Dobrym filmem szpiegowskim Hitchcocka jest "Osławiona". Akcja poprowadzona jest tam o ile pamiętam bez jednego wystrzału, Cary Grant kilkanaście lat młodszy jest znacznie bardziej przekonujący, a Bergman lepsza od E. M. Saint. Może nie trzeba się było obrażać na Stewarta, który równolegle zaliczył świetną rolę w "Anatomii morderstwa"? Znacznie bardziej spójna w "Osławionej" jest też akcja, choć oczywiście widz wie tam wszystko, a tu się musi domyślać, więc co kto lubi.
"Osławiona" jest zrobiona natomiast kilkanaście lat wcześniej i przy słabszym budżecie. NbN oferuje za to świetną muzykę i efektowne ujęcia, które na szczęście nie przekroczyły granicy kiczu, nawet jeśli było blisko.

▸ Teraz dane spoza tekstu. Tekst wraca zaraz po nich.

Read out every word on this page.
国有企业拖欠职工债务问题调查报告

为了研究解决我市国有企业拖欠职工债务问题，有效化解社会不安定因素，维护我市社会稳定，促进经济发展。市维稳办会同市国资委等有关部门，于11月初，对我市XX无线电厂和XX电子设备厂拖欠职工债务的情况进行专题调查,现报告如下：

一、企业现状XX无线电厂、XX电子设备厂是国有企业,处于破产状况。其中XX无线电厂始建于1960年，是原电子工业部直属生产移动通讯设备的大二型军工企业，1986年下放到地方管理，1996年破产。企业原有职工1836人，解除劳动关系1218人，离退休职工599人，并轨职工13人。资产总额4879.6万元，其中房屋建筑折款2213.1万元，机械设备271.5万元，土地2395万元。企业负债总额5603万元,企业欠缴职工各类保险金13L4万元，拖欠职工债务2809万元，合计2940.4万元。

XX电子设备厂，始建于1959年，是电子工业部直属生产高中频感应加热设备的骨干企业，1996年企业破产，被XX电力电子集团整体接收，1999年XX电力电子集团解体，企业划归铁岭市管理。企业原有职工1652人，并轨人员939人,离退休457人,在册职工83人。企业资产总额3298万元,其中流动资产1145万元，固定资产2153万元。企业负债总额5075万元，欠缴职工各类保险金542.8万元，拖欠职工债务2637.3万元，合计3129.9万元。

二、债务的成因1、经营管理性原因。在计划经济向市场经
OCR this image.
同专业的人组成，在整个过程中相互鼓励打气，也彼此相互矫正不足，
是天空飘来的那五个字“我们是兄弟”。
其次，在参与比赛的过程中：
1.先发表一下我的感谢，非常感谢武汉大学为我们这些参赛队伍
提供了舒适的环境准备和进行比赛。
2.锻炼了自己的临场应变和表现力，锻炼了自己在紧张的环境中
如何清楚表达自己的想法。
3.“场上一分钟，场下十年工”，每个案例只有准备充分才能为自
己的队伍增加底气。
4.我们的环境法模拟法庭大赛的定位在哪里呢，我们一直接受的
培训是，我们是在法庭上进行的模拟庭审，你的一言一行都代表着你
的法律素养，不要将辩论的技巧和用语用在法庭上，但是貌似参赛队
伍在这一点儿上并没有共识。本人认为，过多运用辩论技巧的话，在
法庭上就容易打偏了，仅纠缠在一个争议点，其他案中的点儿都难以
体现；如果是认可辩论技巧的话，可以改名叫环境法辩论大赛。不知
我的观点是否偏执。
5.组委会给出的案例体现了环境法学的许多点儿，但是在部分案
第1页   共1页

Jestem po obejrzeniu "Osłaionej" na prawdę wybitnego dzieła któremu dałem 10/10.Ingrid fatycznie lepsza bo naturalniejsza od Saint,Granta wolę w "Północy...".Ciekawostka taka,żę o "Osławonej" wcześniej nic nie wiedziałem.Pierwszy raz usłyszałem od ciebie,drugi raz wspomniano o tym filmie w "Koniec z Hollywood" Woody Allen który kupiłem w Saturnie za 9.99zł. postanowiłem "Osławioną" obejrzeć.Zdania w pierwszym wpisie nie zmieniam "Osławiona" to romans z tłem szpiegowkim,"PPZ" zupełnie odwrotnie,więc "O" należy mimo reżyserii króla suspnsu klasyfikować w romansach.Mimo wszystko szanuję twoje zdanie!!